# Cooling tower, fire lines etc...



## marzbarz (Sep 23, 2011)

So I need some assistance once again... I'm working on the water pipes from the cooling towers, as shown on the photo. Anyone have a clue on where these water lines will end up? After some research many refineries have these turquoise colored pipes heading straight underground. Second issue are the fire lines. Big_ED posted some great pictures for me on my last thread of some storage tanks. They had RED pipping all across them. Does anyone have an idea of where these fire suppresent pipping start? ( are they ran from a building, complex or water tanks?) Are they ran to all structures or only certain ones as well?


----------



## HRDROKN (Oct 30, 2012)

Generally the red fire water piping will go to a location where water and foam cam be mixed. Some tank farms provide hookups a safe distance by the access road and some have pump houses. Foam comes in small totes or 55 gallon drums and is mixed at a specified ratio through an eductor.

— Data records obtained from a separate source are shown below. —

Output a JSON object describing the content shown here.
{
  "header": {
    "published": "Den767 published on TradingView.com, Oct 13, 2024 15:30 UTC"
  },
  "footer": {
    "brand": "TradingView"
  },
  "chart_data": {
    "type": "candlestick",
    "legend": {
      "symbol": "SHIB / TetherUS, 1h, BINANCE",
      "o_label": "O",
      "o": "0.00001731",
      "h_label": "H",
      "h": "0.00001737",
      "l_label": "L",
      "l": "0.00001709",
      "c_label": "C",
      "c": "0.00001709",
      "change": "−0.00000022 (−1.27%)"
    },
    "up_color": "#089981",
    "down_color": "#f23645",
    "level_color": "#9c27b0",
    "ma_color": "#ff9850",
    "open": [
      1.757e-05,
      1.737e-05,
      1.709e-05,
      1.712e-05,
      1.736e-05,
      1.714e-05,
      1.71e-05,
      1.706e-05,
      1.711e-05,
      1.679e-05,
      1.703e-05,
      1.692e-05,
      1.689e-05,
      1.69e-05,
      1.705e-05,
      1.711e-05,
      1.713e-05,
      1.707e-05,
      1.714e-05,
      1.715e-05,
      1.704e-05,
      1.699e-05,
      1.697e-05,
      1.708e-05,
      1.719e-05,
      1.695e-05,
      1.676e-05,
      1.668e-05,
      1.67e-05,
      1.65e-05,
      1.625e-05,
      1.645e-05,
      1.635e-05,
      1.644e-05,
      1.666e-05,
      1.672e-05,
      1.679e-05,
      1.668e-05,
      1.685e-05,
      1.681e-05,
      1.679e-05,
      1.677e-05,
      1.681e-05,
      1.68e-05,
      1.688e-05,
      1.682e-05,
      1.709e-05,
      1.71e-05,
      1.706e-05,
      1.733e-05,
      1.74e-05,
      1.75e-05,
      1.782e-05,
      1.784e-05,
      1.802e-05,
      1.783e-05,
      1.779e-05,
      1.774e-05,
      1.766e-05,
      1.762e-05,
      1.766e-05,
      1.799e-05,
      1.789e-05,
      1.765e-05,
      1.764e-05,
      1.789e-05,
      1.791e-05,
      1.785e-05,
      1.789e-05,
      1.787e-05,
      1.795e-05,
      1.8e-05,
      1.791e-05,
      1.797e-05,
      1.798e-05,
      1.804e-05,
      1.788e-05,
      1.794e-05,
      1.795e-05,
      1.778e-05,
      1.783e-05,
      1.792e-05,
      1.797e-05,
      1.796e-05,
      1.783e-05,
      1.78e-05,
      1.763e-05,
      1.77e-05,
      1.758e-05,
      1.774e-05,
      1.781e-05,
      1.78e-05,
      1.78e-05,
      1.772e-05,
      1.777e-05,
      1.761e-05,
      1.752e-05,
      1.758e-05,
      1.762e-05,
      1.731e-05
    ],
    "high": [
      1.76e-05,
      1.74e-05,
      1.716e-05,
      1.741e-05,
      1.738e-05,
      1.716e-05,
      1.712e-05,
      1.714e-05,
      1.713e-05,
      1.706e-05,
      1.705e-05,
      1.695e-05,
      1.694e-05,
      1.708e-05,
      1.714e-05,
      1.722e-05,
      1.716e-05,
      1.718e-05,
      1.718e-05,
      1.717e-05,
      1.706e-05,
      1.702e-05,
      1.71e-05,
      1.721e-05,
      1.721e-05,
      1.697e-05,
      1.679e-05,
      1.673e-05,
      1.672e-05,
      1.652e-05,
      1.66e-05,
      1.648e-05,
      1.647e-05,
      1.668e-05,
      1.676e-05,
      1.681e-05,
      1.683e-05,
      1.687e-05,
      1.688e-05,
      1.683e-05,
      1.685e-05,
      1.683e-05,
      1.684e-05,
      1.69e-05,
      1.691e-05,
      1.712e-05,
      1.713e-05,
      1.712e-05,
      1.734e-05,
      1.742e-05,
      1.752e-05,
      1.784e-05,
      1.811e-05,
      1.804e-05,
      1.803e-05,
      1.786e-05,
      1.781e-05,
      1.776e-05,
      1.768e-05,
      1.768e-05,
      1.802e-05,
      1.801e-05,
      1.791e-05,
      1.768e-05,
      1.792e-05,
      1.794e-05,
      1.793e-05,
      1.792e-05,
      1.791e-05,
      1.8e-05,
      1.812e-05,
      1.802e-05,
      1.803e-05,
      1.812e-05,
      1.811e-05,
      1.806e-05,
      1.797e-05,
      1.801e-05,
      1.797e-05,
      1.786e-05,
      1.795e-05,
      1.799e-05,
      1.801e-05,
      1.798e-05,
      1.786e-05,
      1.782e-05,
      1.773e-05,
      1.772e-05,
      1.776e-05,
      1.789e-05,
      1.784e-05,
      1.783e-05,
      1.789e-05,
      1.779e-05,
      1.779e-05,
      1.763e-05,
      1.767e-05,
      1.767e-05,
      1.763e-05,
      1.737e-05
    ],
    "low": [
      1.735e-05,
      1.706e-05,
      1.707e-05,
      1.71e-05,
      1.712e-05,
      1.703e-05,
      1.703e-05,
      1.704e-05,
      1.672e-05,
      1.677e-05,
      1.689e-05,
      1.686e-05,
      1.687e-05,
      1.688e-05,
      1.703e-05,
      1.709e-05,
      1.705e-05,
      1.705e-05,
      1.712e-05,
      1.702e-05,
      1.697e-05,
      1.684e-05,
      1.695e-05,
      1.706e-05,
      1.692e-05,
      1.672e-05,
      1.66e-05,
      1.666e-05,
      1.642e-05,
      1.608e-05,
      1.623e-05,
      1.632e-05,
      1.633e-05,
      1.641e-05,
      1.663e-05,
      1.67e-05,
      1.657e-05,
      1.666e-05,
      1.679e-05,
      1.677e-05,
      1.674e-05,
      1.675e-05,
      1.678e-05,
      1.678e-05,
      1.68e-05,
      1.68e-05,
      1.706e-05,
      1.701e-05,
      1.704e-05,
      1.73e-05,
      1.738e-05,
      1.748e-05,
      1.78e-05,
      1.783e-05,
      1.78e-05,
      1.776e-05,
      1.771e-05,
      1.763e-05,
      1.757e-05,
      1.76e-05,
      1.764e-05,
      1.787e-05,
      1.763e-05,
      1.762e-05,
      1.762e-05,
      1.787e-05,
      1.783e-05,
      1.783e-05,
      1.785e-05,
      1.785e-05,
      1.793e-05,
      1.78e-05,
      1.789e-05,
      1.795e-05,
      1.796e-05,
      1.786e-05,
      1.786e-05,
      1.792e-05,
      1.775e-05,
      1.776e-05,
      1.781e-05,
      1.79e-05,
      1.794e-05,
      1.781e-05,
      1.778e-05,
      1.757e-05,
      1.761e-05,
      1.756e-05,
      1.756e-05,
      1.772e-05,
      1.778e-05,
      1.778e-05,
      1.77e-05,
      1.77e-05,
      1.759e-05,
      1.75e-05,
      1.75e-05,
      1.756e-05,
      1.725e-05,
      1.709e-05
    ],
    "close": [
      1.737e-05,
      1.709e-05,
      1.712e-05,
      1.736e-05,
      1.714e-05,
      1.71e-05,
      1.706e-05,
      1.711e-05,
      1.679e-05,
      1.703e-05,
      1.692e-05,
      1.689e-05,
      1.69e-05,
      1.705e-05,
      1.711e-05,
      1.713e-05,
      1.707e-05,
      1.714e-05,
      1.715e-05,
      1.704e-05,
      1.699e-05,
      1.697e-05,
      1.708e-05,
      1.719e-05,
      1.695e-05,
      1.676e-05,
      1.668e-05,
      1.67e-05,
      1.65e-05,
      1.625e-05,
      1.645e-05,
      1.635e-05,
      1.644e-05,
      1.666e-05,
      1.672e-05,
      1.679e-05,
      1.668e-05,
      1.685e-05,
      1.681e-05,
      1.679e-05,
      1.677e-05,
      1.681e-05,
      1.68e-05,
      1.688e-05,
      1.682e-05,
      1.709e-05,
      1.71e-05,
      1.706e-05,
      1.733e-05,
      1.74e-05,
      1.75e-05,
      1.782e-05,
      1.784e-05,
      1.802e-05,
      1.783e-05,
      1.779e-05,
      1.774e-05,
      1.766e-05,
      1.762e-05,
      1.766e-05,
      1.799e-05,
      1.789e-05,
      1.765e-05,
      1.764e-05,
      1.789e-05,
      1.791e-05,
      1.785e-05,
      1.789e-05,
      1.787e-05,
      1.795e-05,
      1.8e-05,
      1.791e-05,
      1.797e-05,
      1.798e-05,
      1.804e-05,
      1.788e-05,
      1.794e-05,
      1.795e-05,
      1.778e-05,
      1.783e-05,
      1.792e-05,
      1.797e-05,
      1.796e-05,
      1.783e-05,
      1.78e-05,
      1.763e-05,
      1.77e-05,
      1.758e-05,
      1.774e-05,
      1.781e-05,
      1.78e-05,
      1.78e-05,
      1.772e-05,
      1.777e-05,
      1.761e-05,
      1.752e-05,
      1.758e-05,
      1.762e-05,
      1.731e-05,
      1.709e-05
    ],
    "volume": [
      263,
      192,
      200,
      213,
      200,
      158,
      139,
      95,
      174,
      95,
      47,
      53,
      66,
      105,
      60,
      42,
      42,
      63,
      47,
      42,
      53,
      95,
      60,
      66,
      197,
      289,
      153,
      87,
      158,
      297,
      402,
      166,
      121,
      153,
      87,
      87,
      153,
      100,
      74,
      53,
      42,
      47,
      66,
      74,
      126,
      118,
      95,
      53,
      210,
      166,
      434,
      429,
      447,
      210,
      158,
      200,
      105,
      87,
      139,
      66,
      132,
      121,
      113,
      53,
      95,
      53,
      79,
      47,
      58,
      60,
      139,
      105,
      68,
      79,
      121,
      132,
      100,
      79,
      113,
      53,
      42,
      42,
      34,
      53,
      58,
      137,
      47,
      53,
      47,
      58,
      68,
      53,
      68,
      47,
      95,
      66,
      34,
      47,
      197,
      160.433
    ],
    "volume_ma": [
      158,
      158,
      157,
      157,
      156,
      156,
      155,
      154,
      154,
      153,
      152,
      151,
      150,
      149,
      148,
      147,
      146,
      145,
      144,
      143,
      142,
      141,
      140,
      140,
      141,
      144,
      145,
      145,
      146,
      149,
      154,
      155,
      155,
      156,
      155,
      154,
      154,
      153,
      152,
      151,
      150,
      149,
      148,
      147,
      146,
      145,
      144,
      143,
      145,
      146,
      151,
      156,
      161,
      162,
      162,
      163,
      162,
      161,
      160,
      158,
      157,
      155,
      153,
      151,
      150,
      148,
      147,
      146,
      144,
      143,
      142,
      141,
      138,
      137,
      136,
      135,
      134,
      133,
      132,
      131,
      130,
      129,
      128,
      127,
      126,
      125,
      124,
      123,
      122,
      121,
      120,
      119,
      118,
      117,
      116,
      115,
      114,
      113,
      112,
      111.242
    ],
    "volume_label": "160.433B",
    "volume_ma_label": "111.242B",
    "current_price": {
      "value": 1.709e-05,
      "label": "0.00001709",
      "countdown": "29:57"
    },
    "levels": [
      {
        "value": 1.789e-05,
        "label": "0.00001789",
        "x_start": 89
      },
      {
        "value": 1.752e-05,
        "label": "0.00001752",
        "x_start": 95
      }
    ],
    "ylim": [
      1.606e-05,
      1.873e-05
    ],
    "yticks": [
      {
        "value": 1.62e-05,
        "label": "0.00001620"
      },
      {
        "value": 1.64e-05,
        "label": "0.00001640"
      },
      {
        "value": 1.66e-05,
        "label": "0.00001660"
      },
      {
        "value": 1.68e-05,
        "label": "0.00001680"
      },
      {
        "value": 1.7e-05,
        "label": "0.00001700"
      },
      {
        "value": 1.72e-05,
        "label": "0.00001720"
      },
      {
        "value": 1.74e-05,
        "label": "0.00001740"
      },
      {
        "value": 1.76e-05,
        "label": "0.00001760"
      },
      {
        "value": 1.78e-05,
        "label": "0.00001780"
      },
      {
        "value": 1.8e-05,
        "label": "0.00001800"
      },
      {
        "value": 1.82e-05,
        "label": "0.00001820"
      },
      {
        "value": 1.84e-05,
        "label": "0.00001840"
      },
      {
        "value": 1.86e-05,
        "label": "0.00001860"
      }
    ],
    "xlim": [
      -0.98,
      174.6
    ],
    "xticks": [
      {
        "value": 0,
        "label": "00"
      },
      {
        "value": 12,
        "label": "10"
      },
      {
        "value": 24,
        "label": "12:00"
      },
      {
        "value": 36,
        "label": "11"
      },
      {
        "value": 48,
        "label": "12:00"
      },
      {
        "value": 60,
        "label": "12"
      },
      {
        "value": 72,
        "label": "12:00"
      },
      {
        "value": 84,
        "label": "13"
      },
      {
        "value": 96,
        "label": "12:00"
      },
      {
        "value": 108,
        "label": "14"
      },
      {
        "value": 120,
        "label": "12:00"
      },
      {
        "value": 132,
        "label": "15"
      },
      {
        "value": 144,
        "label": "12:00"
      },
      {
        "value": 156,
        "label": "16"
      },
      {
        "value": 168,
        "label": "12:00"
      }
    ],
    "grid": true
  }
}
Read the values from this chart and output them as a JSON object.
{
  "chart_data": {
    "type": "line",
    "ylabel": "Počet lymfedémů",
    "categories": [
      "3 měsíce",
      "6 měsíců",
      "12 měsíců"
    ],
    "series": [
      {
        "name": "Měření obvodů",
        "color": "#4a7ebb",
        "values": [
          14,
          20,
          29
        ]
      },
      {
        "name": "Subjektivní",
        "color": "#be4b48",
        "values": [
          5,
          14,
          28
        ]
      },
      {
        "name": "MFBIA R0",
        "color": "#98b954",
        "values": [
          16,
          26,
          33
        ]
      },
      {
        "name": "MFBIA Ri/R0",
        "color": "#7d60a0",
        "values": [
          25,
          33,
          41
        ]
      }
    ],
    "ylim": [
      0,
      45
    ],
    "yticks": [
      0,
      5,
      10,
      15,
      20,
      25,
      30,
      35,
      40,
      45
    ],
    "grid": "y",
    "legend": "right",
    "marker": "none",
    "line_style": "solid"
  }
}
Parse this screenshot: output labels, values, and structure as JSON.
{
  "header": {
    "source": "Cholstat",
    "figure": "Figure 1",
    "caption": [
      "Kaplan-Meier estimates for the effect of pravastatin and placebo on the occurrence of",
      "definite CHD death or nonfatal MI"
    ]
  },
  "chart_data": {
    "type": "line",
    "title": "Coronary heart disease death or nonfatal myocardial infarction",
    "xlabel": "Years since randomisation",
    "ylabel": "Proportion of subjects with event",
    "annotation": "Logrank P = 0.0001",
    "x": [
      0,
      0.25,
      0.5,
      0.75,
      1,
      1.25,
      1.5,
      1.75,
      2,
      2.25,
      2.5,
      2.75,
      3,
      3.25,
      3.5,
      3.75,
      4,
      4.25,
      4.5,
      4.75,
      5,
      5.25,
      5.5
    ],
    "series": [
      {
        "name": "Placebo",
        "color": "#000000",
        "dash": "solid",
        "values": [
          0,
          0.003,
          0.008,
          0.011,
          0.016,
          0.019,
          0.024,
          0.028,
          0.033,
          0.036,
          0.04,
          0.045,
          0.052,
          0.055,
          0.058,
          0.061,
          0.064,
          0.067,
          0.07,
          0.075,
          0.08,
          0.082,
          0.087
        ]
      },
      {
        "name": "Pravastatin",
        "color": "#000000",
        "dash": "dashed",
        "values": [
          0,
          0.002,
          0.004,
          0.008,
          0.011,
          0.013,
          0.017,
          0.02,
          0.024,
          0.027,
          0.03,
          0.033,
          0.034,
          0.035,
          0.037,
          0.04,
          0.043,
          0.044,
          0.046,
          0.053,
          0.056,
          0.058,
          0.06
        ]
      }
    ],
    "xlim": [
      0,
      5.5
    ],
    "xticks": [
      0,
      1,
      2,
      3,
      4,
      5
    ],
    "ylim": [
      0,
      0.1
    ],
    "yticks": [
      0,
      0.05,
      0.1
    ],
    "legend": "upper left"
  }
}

Cooling water from the bottom of the towers go to a pump then underground and provide cooling water to heat exchangers throughout the refinery. The water then returns to the top of the tower to do it all over again.


----------



## marzbarz (Sep 23, 2011)

Thanks for the reply, I'm going to run the water pipping from the cooling towards underground, and I like the idea of having a small pump house in between the fire suppresent pipping as well. Should the fire suppresant lines be ran to all structures or only a select few?


----------



## HRDROKN (Oct 30, 2012)

It would be correct to run them to any tank holding oil/fuel. Other storage (bullets and spheres) vessels would not typically have those features. Likewise for colums and reactors.... furnaces could have a similar arrangement (red lines) using steam to snuff the box in case of a tube failure.


----------